Sarfatti 30 is a unique building located in Tel Aviv, Israel that has captured the attention of the architectural and design communities worldwide. Built in 1934 by the Italian architect Gino Levi-Montalcini, Sarfatti 30 was originally designed to serve as a showroom for Visarno, an Italian lighting company.
Today, Sarfatti 30 is not only a significant historical site but also a modern hub of innovation. The building’s distinctive architecture, fascinating history, and innovative design have earned it recognition as an icon of Tel Aviv’s Bauhaus legacy.
In this article, we will explore the story of Sarfatti 30, examining its history, architectural details, and design innovations.
A Brief Overview of Bauhaus Architecture and Tel Aviv
Before diving into the story of Sarfatti 30, it’s essential to understand the context of Tel Aviv’s Bauhaus legacy. The Bauhaus movement originated in Germany in the early 1900s and had a significant impact on architecture, design, and art worldwide.
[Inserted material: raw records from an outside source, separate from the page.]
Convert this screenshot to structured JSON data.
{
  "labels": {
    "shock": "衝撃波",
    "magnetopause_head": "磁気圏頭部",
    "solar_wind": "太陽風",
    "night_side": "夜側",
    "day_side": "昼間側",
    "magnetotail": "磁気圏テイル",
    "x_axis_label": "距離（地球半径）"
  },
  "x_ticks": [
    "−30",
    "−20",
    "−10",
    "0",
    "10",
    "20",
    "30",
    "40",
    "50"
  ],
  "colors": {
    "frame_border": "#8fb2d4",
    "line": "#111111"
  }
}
In the 1930s, many Jewish architects and artists, who were fleeing from Nazi Germany, found refuge in Palestine. There, they established the White City of Tel Aviv, a UNESCO World Heritage site that features more than 4,000 Bauhaus-style buildings.
The White City is considered the largest collection of Bauhaus-style architecture in the world, and it perfectly illustrates the influence of the Bauhaus movement on the development of modernist architecture. Sarfatti 30 is one of the most notable buildings in the White City, representing the pinnacle of Tel Aviv’s Bauhaus legacy.
The Design of Sarfatti 30
As previously mentioned, Sarfatti 30 was designed by Gino Levi-Montalcini in 1934. Levi-Montalcini was an Italian architect who worked in Milan and was known for his innovative designs and unique style.
The building’s design incorporates many of the signature elements of Bauhaus-style architecture, including an emphasis on clean lines, geometric shapes, and functionalism. Despite its modernist design, the building also features unique decorative elements, such as the inclusion of colorful tiles and iridescent glasswork.
The building is seven stories tall and features a curved facade that is meant to evoke the shape of a ship’s bow. One of the most distinctive features of the building is the use of terraces, protruding from the facade, which provide panoramic views of the city.
The History of Sarfatti 30
While Sarfatti 30 is undoubtedly a masterpiece of modernist design, its history is equally fascinating. Originally built as a showroom for Visarno, the building was sold to the Sarfatti family in the 1950s.
The Sarfatti family was a prominent Jewish family in Italy who had fled to Palestine during World War II. In the years following the war, they became successful businesspeople in Tel Aviv, and they purchased the building as a way to expand their business ventures.
Over the years, the building was repurposed several times, serving as the headquarters of the Israeli Opera and as an office building for various companies. In 2016, the building underwent a significant renovation to convert it into a luxury apartment complex. The renovations were carefully planned to preserve the building’s historical significance while updating it with modern amenities.
The Legacy of Sarfatti 30
Today, Sarfatti 30 is not only a historical landmark but also a thriving center of innovation. The building’s innovative design has captivated the attention of architects and designers worldwide and has earned it a reputation as one of the world’s foremost examples of modernist architecture.
As Tel Aviv continues to grow and evolve, Sarfatti 30 serves as a reminder of the city’s rich Bauhaus legacy. It has become a symbol of the city’s commitment to innovation and progress while honoring its past.
In conclusion, Sarfatti 30 is an architectural masterpiece that represents the pinnacle of Tel Aviv’s Bauhaus legacy. The building’s history, innovative design, and unique decorative elements combine to create a stunning example of modernist architecture. Today, Sarfatti 30 serves as a center of innovation and a symbol of Tel Aviv’s commitment to progress while honoring its past.